Build a Full Local Data Stack with Docker Compose
Goal: Assemble a full local data stack (warehouse, orchestrator, dbt, BI, API simulator) using Docker Compose. You will learn how services connect, how to manage configuration, and how to validate end-to-end pipelines. By the end, you can spin up a reproducible data platform on any machine.
Context and Problem
- Real-world scenario: Teams need a consistent local environment to develop and test pipelines.
- Stakeholders and constraints: Engineers need reproducibility; Analysts need a realistic sandbox. Constraints include local compute limits and network ports.
- What happens if this system fails? Onboarding is slow and pipeline testing becomes unreliable.
Real World Outcome
- You run
docker compose upand all services become healthy. - Example service list:
- Postgres or DuckDB container (warehouse)
- Airflow or Prefect (orchestrator)
- dbt container (transformations)
- Metabase or Superset (BI)
- Mock API service for ingestion
- Example CLI transcript:
$ docker compose up -d
[+] Running 6/6
$ docker compose ps
NAME STATUS
warehouse running
orchestrator running
bi running
mock-api running
Core Concepts
- Service orchestration: Linking containers via networks and volumes.
- Configuration management: Environment variables and secrets.
- Reproducibility: Deterministic builds with fixed versions.
- Data quality dimensions: Accuracy, completeness, consistency, timeliness, traceability.
Architecture
+-----------+ +-------------+ +-----------+
| Mock API | --> | Ingest Task | --> | Warehouse |
+-----------+ +-------------+ +-----------+
|
+--> dbt models
|
+--> BI tool
Data Model
- Warehouse schema from Projects 3 and 5.
- Orchestrator metadata database (if required).
- Mock API provides JSON records compatible with ingestion scripts.
- Example record:
fact_sales: sales_key=5012 date_key=20240512 customer_key=92 product_key=18 quantity=3 revenue=76.50
Implementation Plan
- Create a docker-compose.yml with pinned image versions.

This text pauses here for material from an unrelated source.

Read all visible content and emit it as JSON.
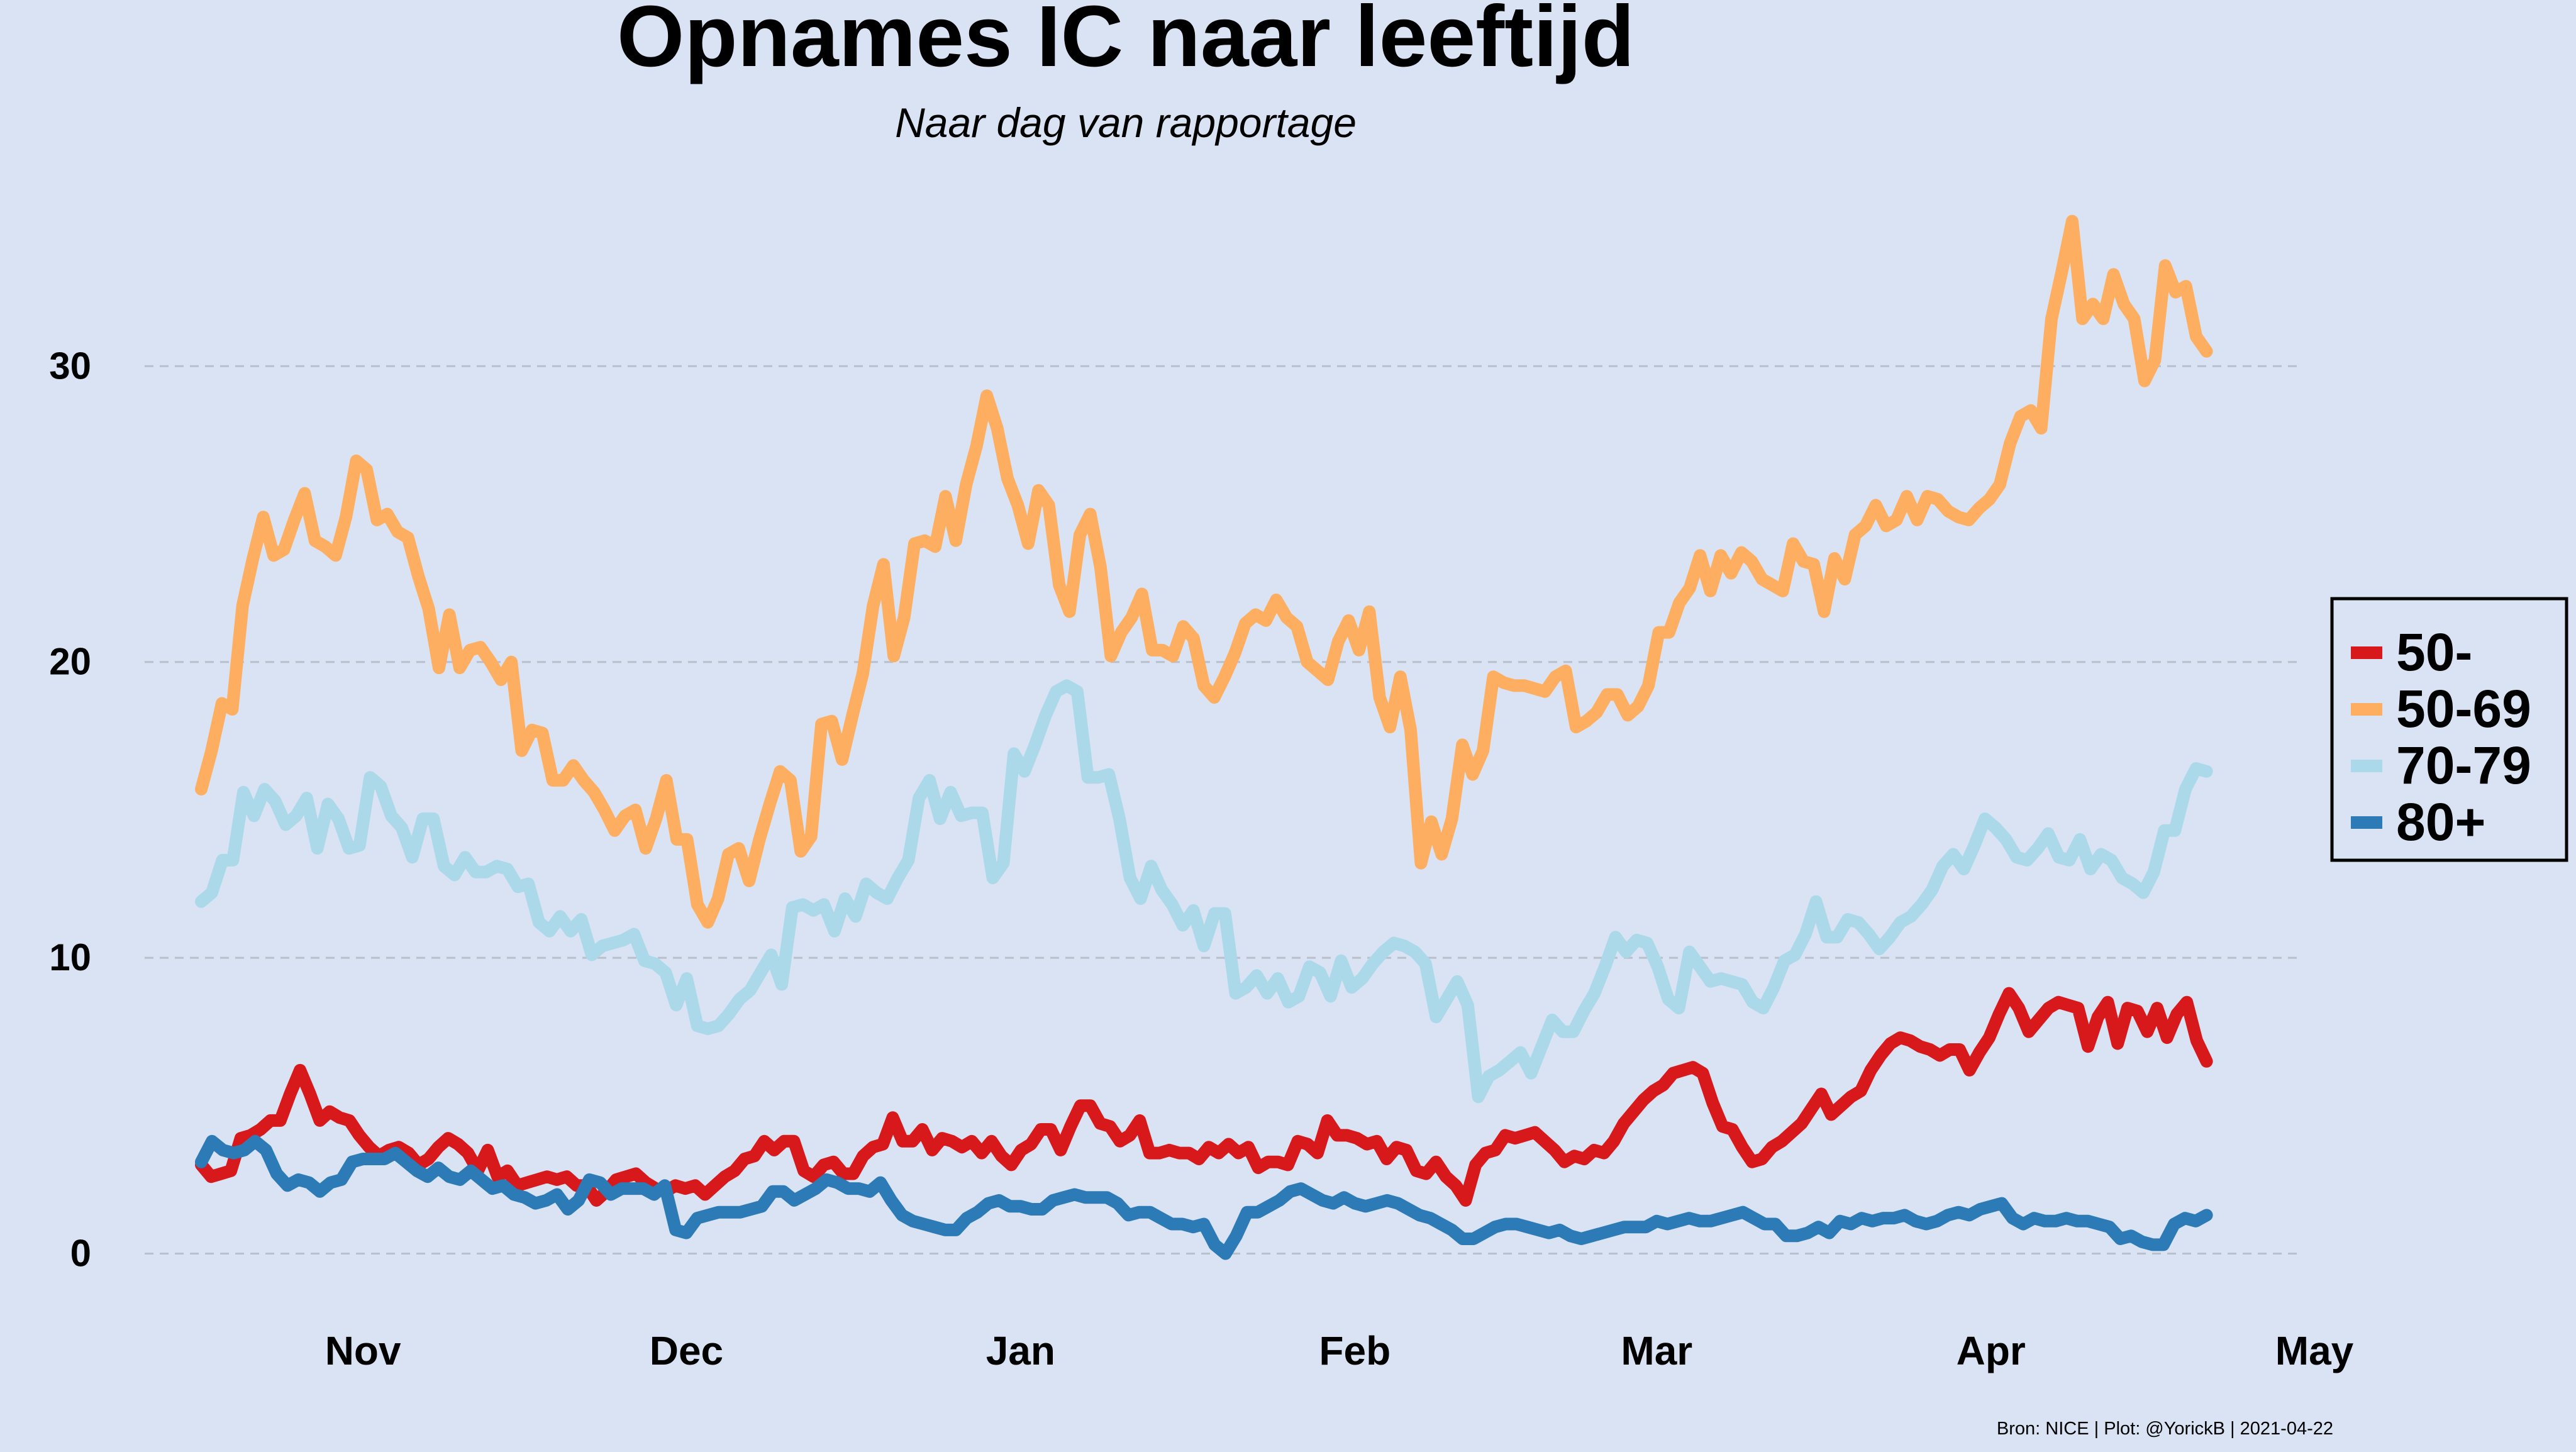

- Define services, networks, and volumes for persistence.
- Add environment variables for credentials and ports.
- Provide a
make upor./scripts/start.shhelper. - Seed the warehouse with sample data.
- Run the pipeline and validate dashboards.

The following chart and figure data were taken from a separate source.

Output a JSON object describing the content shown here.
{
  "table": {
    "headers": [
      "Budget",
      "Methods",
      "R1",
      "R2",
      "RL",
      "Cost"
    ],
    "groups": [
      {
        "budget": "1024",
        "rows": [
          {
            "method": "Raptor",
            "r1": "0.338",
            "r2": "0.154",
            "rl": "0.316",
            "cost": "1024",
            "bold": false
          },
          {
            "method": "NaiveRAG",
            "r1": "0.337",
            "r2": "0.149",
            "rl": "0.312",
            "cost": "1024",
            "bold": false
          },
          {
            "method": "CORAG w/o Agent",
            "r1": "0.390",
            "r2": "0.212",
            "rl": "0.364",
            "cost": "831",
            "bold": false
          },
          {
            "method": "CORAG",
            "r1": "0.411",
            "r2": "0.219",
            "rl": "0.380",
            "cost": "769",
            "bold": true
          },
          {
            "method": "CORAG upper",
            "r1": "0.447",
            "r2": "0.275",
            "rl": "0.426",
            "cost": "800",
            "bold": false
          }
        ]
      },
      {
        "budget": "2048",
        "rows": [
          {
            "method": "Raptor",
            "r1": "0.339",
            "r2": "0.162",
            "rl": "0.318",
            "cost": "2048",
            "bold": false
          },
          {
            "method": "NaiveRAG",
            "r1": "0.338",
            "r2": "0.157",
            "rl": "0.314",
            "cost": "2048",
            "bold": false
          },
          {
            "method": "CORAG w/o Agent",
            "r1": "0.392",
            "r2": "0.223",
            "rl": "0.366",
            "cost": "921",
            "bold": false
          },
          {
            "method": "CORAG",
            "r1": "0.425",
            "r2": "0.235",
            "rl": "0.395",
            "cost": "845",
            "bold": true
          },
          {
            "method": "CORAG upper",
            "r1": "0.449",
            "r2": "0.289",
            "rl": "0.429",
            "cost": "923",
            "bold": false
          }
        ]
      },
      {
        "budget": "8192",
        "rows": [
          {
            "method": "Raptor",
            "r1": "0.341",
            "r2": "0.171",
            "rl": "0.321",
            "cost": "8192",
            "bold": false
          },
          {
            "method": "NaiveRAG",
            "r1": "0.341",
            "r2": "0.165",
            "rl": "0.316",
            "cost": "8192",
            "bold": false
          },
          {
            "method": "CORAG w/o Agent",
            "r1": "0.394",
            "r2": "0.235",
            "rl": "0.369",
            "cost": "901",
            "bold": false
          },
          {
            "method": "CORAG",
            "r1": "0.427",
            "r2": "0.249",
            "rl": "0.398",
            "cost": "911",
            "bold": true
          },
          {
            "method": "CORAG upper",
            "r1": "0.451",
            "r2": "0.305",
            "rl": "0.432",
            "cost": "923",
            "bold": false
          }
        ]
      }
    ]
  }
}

Validation and Data Quality
- Accuracy: dbt tests pass after pipeline run.
- Completeness: ingestion loads expected row counts.
- Consistency: services use the same schema versions.
- Timeliness: end-to-end pipeline completes within a set SLA.
- Traceability: logs available for each container and run.
Failure Modes and Debugging
- Port conflicts: Services fail to start.
- Symptom: “address already in use”. Fix by changing ports or stopping conflicting services.
- Volume permission issues: Data not persisted.
- Symptom: missing database files. Fix by adjusting volume permissions.
- Service dependency timing: Orchestrator starts before warehouse is ready.
- Symptom: connection errors. Fix by adding health checks and depends_on.
Definition of Done
docker compose upbrings all services to healthy state.- Pipeline runs end-to-end with no manual intervention.
- BI dashboard shows expected metrics.
- All services are documented with ports and credentials.
- Environment is reproducible on a fresh machine.